I take the basic recipe from the trusted Kook en Geniet, but adapt it to shorten the time as well as to make it possible to use my sourdough starter.
Start by adding 2,5 kg cake wheat flour, 500 ml (2 cups/500 g) white sugar and 12.5 ml (1 tablespoon) salt to a large bowl. Mix the dry ingredients well.
Option 1: Instant Dry yeast - Add one packet to the dry ingredients and mix it well.
Option 2: Active Dry Yeast - Sprinkle 10 ml on (750 ml) the tepid water with 12,5 ml sugar dissolved in the water. Let it sit for about 10 minutes and add it with the wet ingredients.
Adding 12,5 ml aniseed is optional and according to taste. If it is added, it should be mixed in with the dry ingredients.
Melt 250 g butter/margarine.
Add 2 1/2 cups of your sourdough starter to a mixing bowl and add the cooled down melted butter to it. Boiling hot water or butter will kill the cultures in the sourdough and therefore we are always working with lukewarm items, that creates the ideal growth conditions for the cultures. Keep a jug with tepid water at hand (the water with the active dry yeast, if you are following this option). You may very well need more water, so be prepared.
Add all of the wet ingredients to the dry ingredients and mix. Add more lukewarm water if necessary.
Keep on kneading and folding the dough until it becomes an elastic ball. By this time it will come off your hands and the side of the bowl as well, leaving your hands clean enough to work the camera without needing to wash up. Or is that just me?
Cover the dough with a plastic sheet. I needed the shallower bowl for something else and transferred my dough to a deeper one. Feel free to keep your dough in the bowl you used to mix it in, provided it has enough space to allow the dough to double in size. This could take a couple of hours, depending on the raising agent you used.
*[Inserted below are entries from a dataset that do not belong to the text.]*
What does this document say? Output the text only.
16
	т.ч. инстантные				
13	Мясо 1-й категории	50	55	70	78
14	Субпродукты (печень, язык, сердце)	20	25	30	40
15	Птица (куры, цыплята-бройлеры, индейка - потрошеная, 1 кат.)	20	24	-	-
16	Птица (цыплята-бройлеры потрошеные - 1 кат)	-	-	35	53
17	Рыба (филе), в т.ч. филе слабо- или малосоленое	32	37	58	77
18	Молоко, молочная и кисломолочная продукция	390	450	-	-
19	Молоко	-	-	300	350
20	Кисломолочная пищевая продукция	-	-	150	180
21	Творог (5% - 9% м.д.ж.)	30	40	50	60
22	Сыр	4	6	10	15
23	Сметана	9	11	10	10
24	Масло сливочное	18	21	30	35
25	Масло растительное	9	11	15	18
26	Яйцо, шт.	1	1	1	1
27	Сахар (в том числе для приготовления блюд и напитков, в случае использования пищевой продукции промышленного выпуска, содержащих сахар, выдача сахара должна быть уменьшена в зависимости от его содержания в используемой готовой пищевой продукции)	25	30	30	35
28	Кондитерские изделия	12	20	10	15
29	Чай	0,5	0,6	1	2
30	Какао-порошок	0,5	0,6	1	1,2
Wrap the bowl in a blanket and leave it in a warm dry place to rise. I put mine outside in the sun as it was still warm out.
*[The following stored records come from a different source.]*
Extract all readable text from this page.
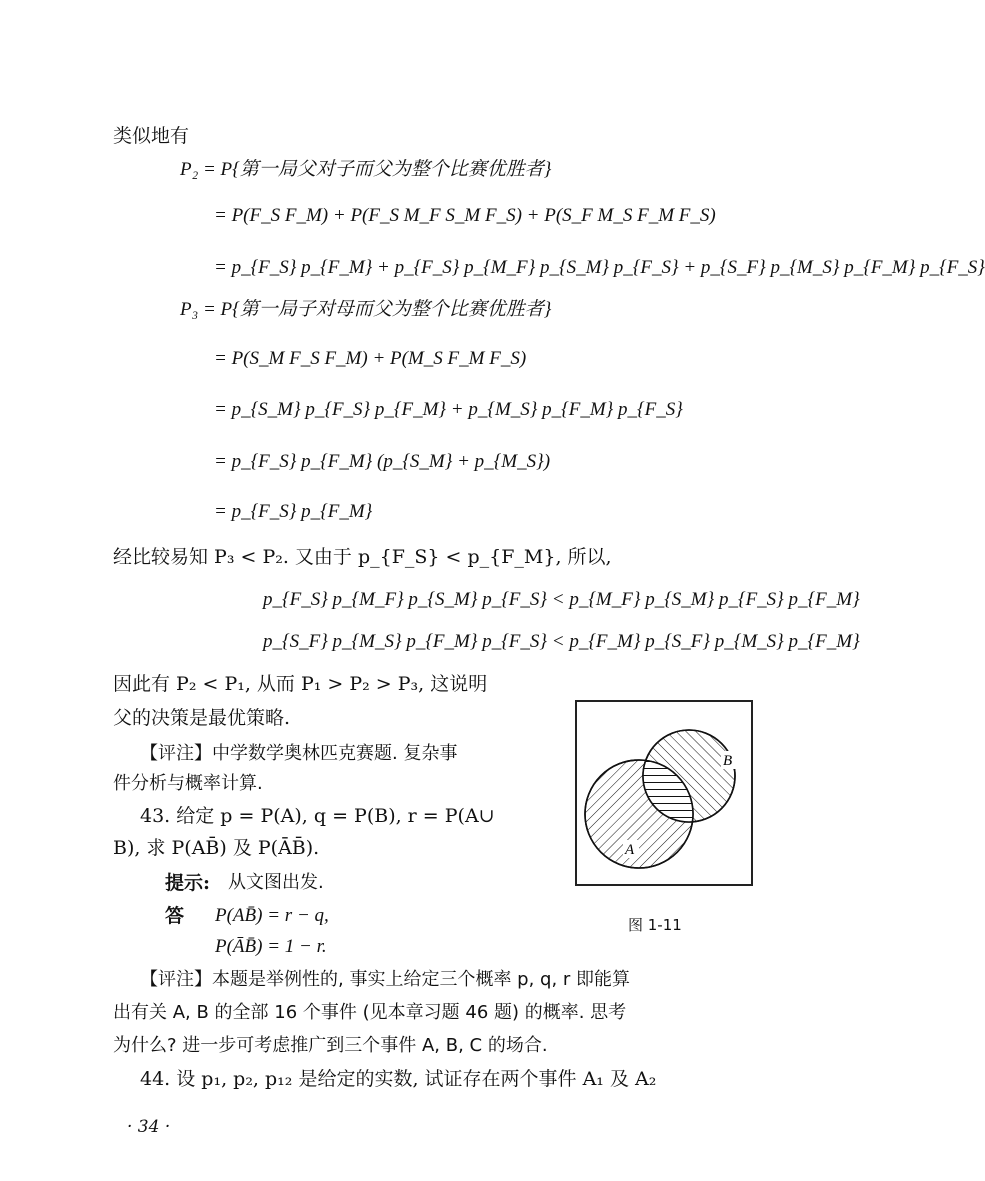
类似地有
P₂ = P{第一局父对子而父为整个比赛优胜者}
= P(F_S F_M) + P(F_S M_F S_M F_S) + P(S_F M_S F_M F_S)
= p_{F_S} p_{F_M} + p_{F_S} p_{M_F} p_{S_M} p_{F_S} + p_{S_F} p_{M_S} p_{F_M} p_{F_S}
P₃ = P{第一局子对母而父为整个比赛优胜者}
= P(S_M F_S F_M) + P(M_S F_M F_S)
= p_{S_M} p_{F_S} p_{F_M} + p_{M_S} p_{F_M} p_{F_S}
= p_{F_S} p_{F_M} (p_{S_M} + p_{M_S})
= p_{F_S} p_{F_M}
经比较易知 P₃ < P₂. 又由于 p_{F_S} < p_{F_M}, 所以,
p_{F_S} p_{M_F} p_{S_M} p_{F_S} < p_{M_F} p_{S_M} p_{F_S} p_{F_M}
p_{S_F} p_{M_S} p_{F_M} p_{F_S} < p_{F_M} p_{S_F} p_{M_S} p_{F_M}
因此有 P₂ < P₁, 从而 P₁ > P₂ > P₃, 这说明
父的决策是最优策略.
【评注】中学数学奥林匹克赛题. 复杂事
件分析与概率计算.
43. 给定 p = P(A), q = P(B), r = P(A∪
B), 求 P(AB̄) 及 P(ĀB̄).
提示: 从文图出发.
答 P(AB̄) = r − q,
P(ĀB̄) = 1 − r.
【评注】本题是举例性的, 事实上给定三个概率 p, q, r 即能算
出有关 A, B 的全部 16 个事件 (见本章习题 46 题) 的概率. 思考
为什么? 进一步可考虑推广到三个事件 A, B, C 的场合.
44. 设 p₁, p₂, p₁₂ 是给定的实数, 试证存在两个事件 A₁ 及 A₂
A
B
图 1-11
· 34 ·
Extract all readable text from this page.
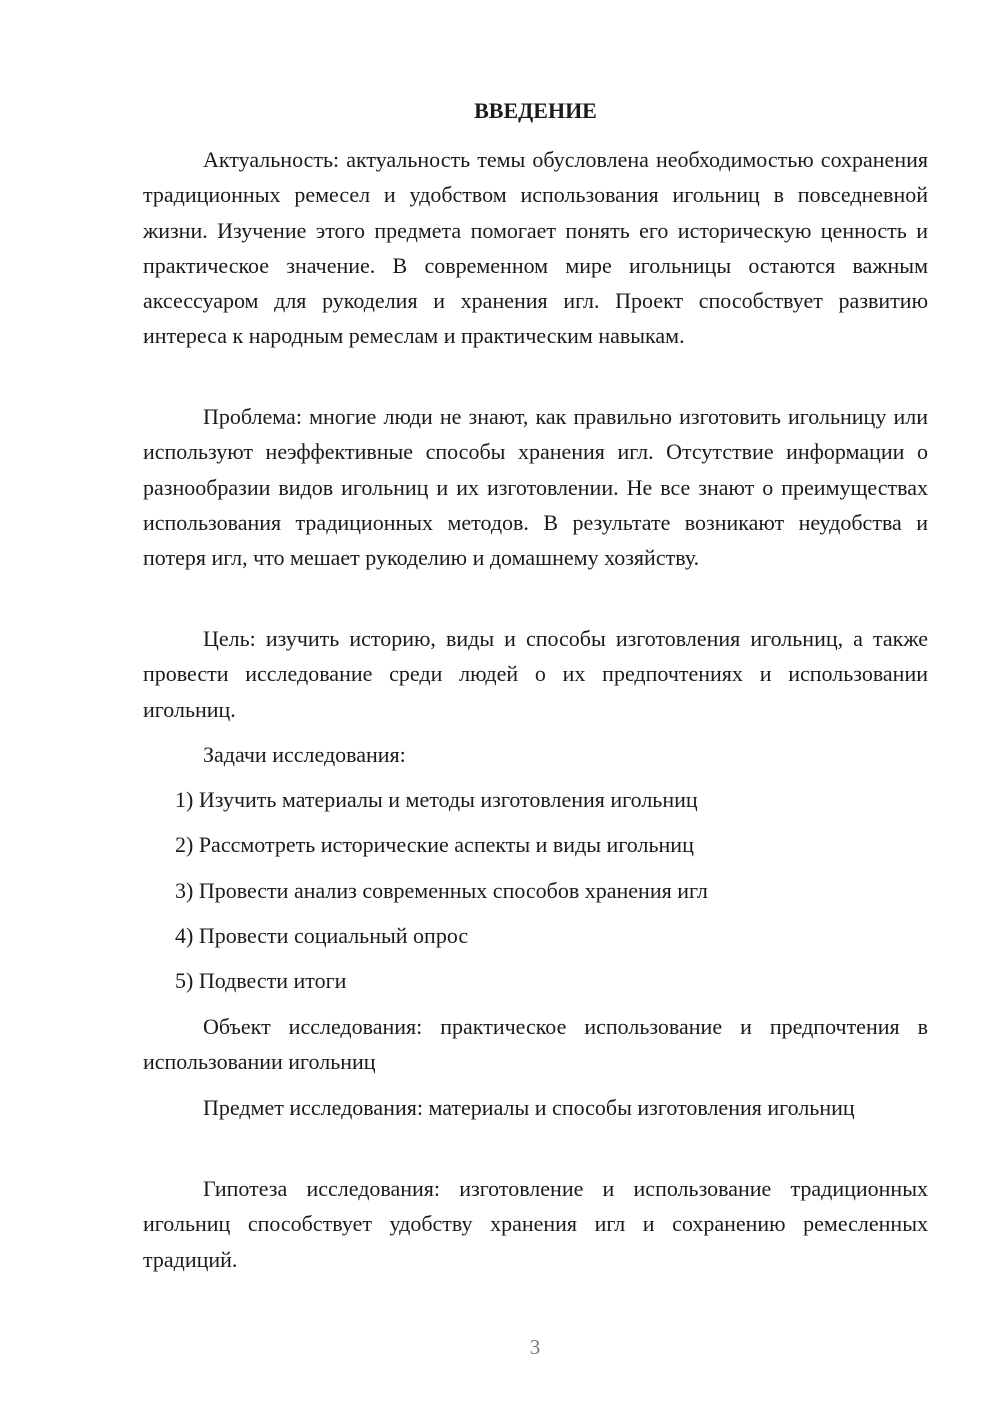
ВВЕДЕНИЕ

Актуальность: актуальность темы обусловлена необходимостью сохранения традиционных ремесел и удобством использования игольниц в повседневной жизни. Изучение этого предмета помогает понять его историческую ценность и практическое значение. В современном мире игольницы остаются важным аксессуаром для рукоделия и хранения игл. Проект способствует развитию интереса к народным ремеслам и практическим навыкам.

Проблема: многие люди не знают, как правильно изготовить игольницу или используют неэффективные способы хранения игл. Отсутствие информации о разнообразии видов игольниц и их изготовлении. Не все знают о преимуществах использования традиционных методов. В результате возникают неудобства и потеря игл, что мешает рукоделию и домашнему хозяйству.

Цель: изучить историю, виды и способы изготовления игольниц, а также провести исследование среди людей о их предпочтениях и использовании игольниц.

Задачи исследования:

1) Изучить материалы и методы изготовления игольниц

2) Рассмотреть исторические аспекты и виды игольниц

3) Провести анализ современных способов хранения игл

4) Провести социальный опрос

5) Подвести итоги

Объект исследования: практическое использование и предпочтения в использовании игольниц

Предмет исследования: материалы и способы изготовления игольниц

Гипотеза исследования: изготовление и использование традиционных игольниц способствует удобству хранения игл и сохранению ремесленных традиций.

3
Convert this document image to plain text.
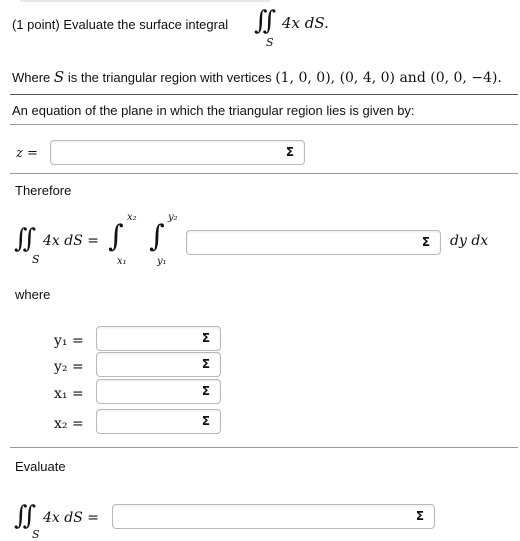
(1 point) Evaluate the surface integral ∬ 4x dS.
S
Where S is the triangular region with vertices (1, 0, 0), (0, 4, 0) and (0, 0, −4).
An equation of the plane in which the triangular region lies is given by:
z =	Σ
Therefore
∬ 4x dS =
S
∫
x₂
x₁
∫
y₂
y₁
Σ dy dx
where
y₁ =	Σ
y₂ =	Σ
x₁ =	Σ
x₂ =	Σ
Evaluate
∬ 4x dS =
S
Σ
Once the dough has risen to double in size, you can knead it down again.
Lather your hands in margarine/butter to keep the dough from sticking to it. This will also make a thin film of oil/fat between the balls, making it easy to separate them when baked.
Roll the dough into small balls and place them tightly in a pan that has been treated with non-stick spray.
Stack them rather tightly.
Cover the pans with plastic.
Wrap everything up in a blanket and allow to rise in a warm dry place.
I went to bed and when I returned the next morning, it was clear that the rusks had risen too much. This would mean that the dough balls would loose its distinctive parting. When this happens, you can knock the dough back again and leave to rise all over again, or you can bake it as is and simply cut the rusks apart when it is baked, the same way you would slice bread. I opted for the latter option. I stuck the pans in a preheated oven at 200°C and baked it for just under an hour.
In the meantime, I dissolved about 2 tablespoons (25 ml) of sugar in 1/2 cup milk.
With the rusks baked, you can see that my assessment was right and that it does not have the distinct roundings of the balls.
Brush the still hot rusks with the milk and sugar mixture. This gives it a nice shine at the top and that distinctive sweet taste that you find on the heads of the rusks.
Turn the rusks out after about 5 minutes, or as soon as it releases from the pan. This could also happen immediately. Allow it to cool on a wire rack.
One of my pans still had some of its lines left at the bottom and I will show you how to separate them if you are not going to cut them.
Carefully break along the lines.
These are not the prettiest rusks, but you get the idea.
Once you have cut/separated the rusks, space them slightly apart on the oven rack so the air can travel freely through them. Place in the oven at 100°C for a couple of hours until they are dry right through. They will last for months in a sealed container once dried.